What are these different starch solutions anyway?
Different types of hydroxyethyl starches are typically described by their average molecular weight, typically around 130 to 200 kDa (bearing in mind that there will be a range of different-sized molecules in any given solution); and their degree of molar substitution (what proportion of the glucose units on the starch molecule have been replaced by hydroxyethyl units), typically around 0.35 to 0.5.

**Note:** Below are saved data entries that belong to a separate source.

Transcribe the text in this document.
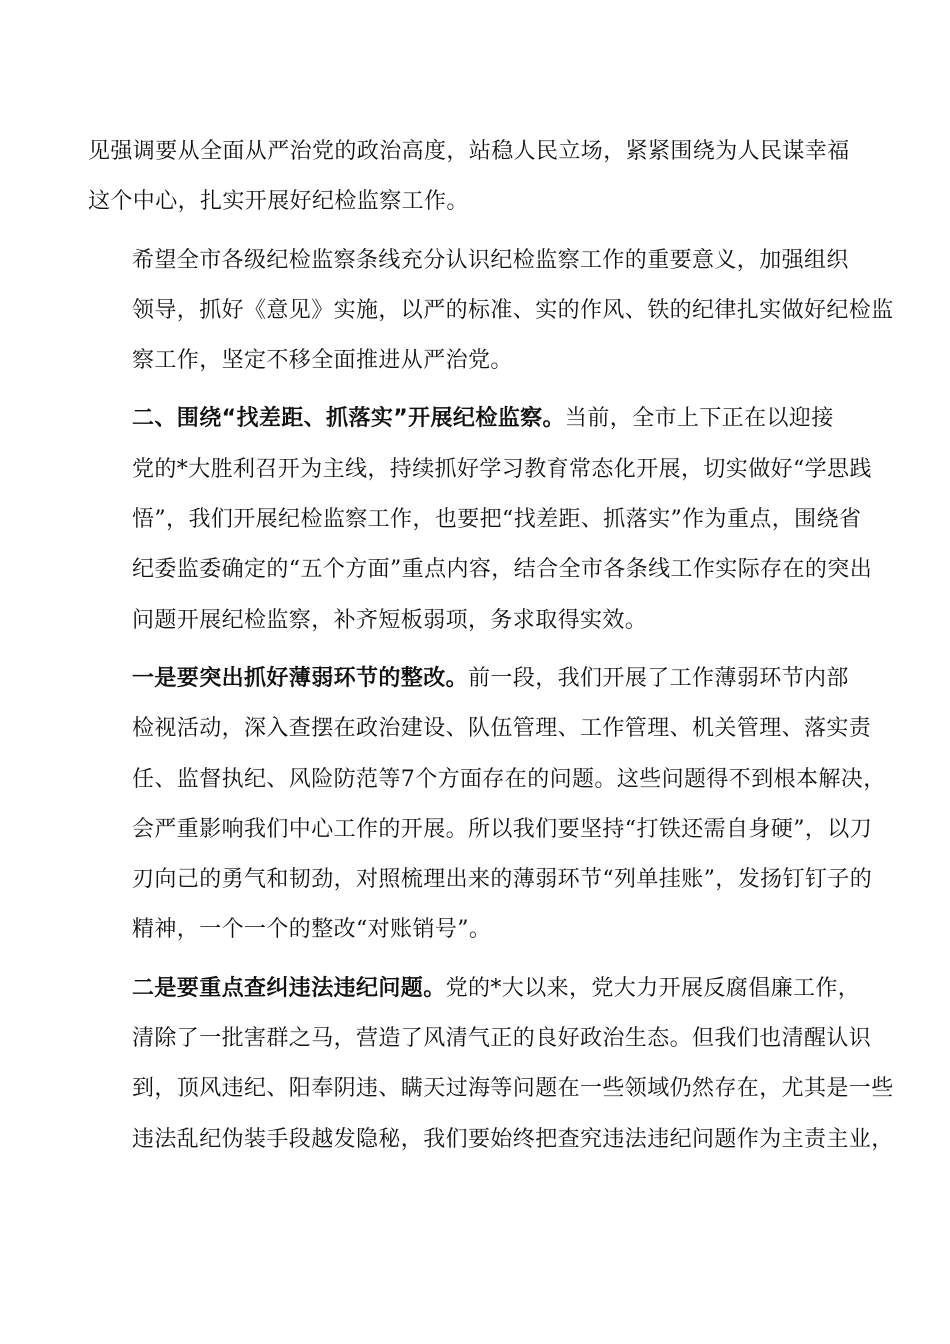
见强调要从全面从严治党的政治高度，站稳人民立场，紧紧围绕为人民谋幸福
这个中心，扎实开展好纪检监察工作。

希望全市各级纪检监察条线充分认识纪检监察工作的重要意义，加强组织
领导，抓好《意见》实施，以严的标准、实的作风、铁的纪律扎实做好纪检监
察工作，坚定不移全面推进从严治党。

二、围绕“找差距、抓落实”开展纪检监察。当前，全市上下正在以迎接
党的*大胜利召开为主线，持续抓好学习教育常态化开展，切实做好“学思践
悟”，我们开展纪检监察工作，也要把“找差距、抓落实”作为重点，围绕省
纪委监委确定的“五个方面”重点内容，结合全市各条线工作实际存在的突出
问题开展纪检监察，补齐短板弱项，务求取得实效。

一是要突出抓好薄弱环节的整改。前一段，我们开展了工作薄弱环节内部
检视活动，深入查摆在政治建设、队伍管理、工作管理、机关管理、落实责
任、监督执纪、风险防范等7个方面存在的问题。这些问题得不到根本解决，
会严重影响我们中心工作的开展。所以我们要坚持“打铁还需自身硬”，以刀
刃向己的勇气和韧劲，对照梳理出来的薄弱环节“列单挂账”，发扬钉钉子的
精神，一个一个的整改“对账销号”。

二是要重点查纠违法违纪问题。党的*大以来，党大力开展反腐倡廉工作，
清除了一批害群之马，营造了风清气正的良好政治生态。但我们也清醒认识
到，顶风违纪、阳奉阴违、瞒天过海等问题在一些领域仍然存在，尤其是一些
违法乱纪伪装手段越发隐秘，我们要始终把查究违法违纪问题作为主责主业，
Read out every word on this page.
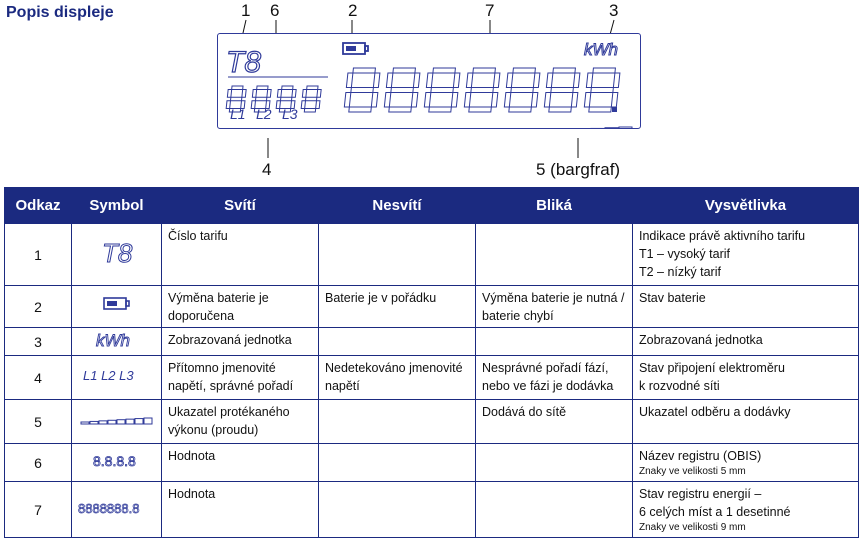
Popis displeje	1 6	2	7	3
4	5 (bargfraf)
T8	kWh
L1 L2 L3
Odkaz	Symbol	Svítí	Nesvítí	Bliká	Vysvětlivka
1	T8	Číslo tarifu			Indikace právě aktivního tarifu
T1 – vysoký tarif
T2 – nízký tarif

2		Výměna baterie je doporučena	Baterie je v pořádku	Výměna baterie je nutná / baterie chybí	Stav baterie

3	kWh	Zobrazovaná jednotka			Zobrazovaná jednotka

4	L1 L2 L3	Přítomno jmenovité napětí, správné pořadí	Nedetekováno jmenovité napětí	Nesprávné pořadí fází, nebo ve fázi je dodávka	Stav připojení elektroměru
k rozvodné síti

5		Ukazatel protékaného výkonu (proudu)		Dodává do sítě	Ukazatel odběru a dodávky

6	8.8.8.8	Hodnota			Název registru (OBIS)
Znaky ve velikosti 5 mm

7	8888888.8	Hodnota			Stav registru energií –
6 celých míst a 1 desetinné
Znaky ve velikosti 9 mm
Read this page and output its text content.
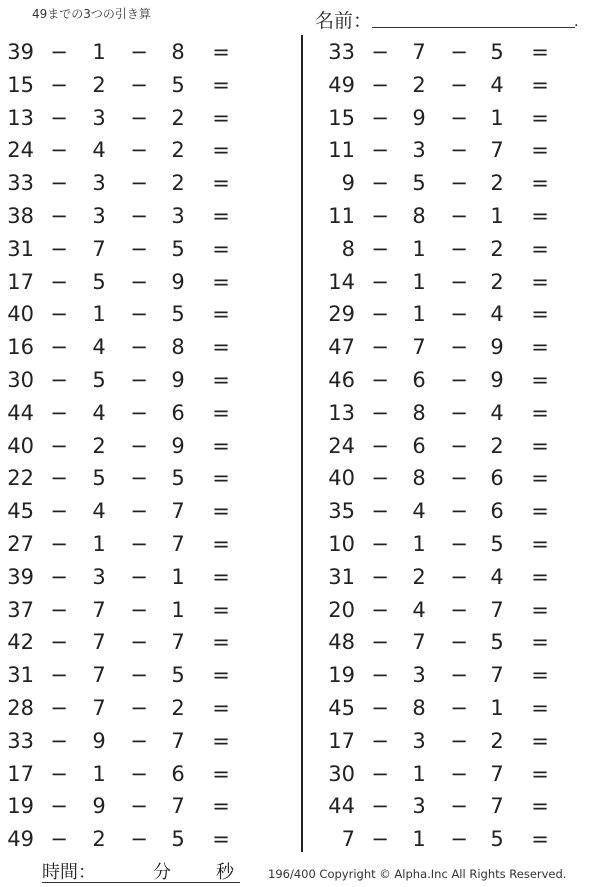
49までの3つの引き算	名前：	.
39 − 1 − 8 =
15 − 2 − 5 =
13 − 3 − 2 =
24 − 4 − 2 =
33 − 3 − 2 =
38 − 3 − 3 =
31 − 7 − 5 =
17 − 5 − 9 =
40 − 1 − 5 =
16 − 4 − 8 =
30 − 5 − 9 =
44 − 4 − 6 =
40 − 2 − 9 =
22 − 5 − 5 =
45 − 4 − 7 =
27 − 1 − 7 =
39 − 3 − 1 =
37 − 7 − 1 =
42 − 7 − 7 =
31 − 7 − 5 =
28 − 7 − 2 =
33 − 9 − 7 =
17 − 1 − 6 =
19 − 9 − 7 =
49 − 2 − 5 =
33 − 7 − 5 =
49 − 2 − 4 =
15 − 9 − 1 =
11 − 3 − 7 =
9 − 5 − 2 =
11 − 8 − 1 =
8 − 1 − 2 =
14 − 1 − 2 =
29 − 1 − 4 =
47 − 7 − 9 =
46 − 6 − 9 =
13 − 8 − 4 =
24 − 6 − 2 =
40 − 8 − 6 =
35 − 4 − 6 =
10 − 1 − 5 =
31 − 2 − 4 =
20 − 4 − 7 =
48 − 7 − 5 =
19 − 3 − 7 =
45 − 8 − 1 =
17 − 3 − 2 =
30 − 1 − 7 =
44 − 3 − 7 =
7 − 1 − 5 =
時間：	分	秒	196/400 Copyright © Alpha.Inc All Rights Reserved.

A solution of hydroxyethyl starch may further be described by its concentration in % (i.e. grams per 100ml). So for example, one commercially available hydroxyethyl starch (Voluven) is described as 6% HES 130 / 0.4.

Larger molecule sized HES solutions have been attractive due to better volume expansion, but shunned due to the risk of acute kidney failure.

At least one of the trials concerning 200/0.5 HES have been critisised for using the stronger 10% solution, and also as using 200/0.5 HES the only resuscitation fluid, so the patient ended up receiving a very high concentration of HES. Still, the concensus seem to lean towards HES 200/0.5 increasing the risk of acute kidney failure. Use with caution, if at all.

Hydroxyethylstarch 200/0.5 – the horse has bolted, Crit Care, 2012

Update: The 6S trial is now live, and lives here:

Hydroxyethyl Starch 130/0.4 versus Ringer’s Acetate in Severe Sepsis, NEJM 2012.

We’ll get back to this as we’ve read through the full paper.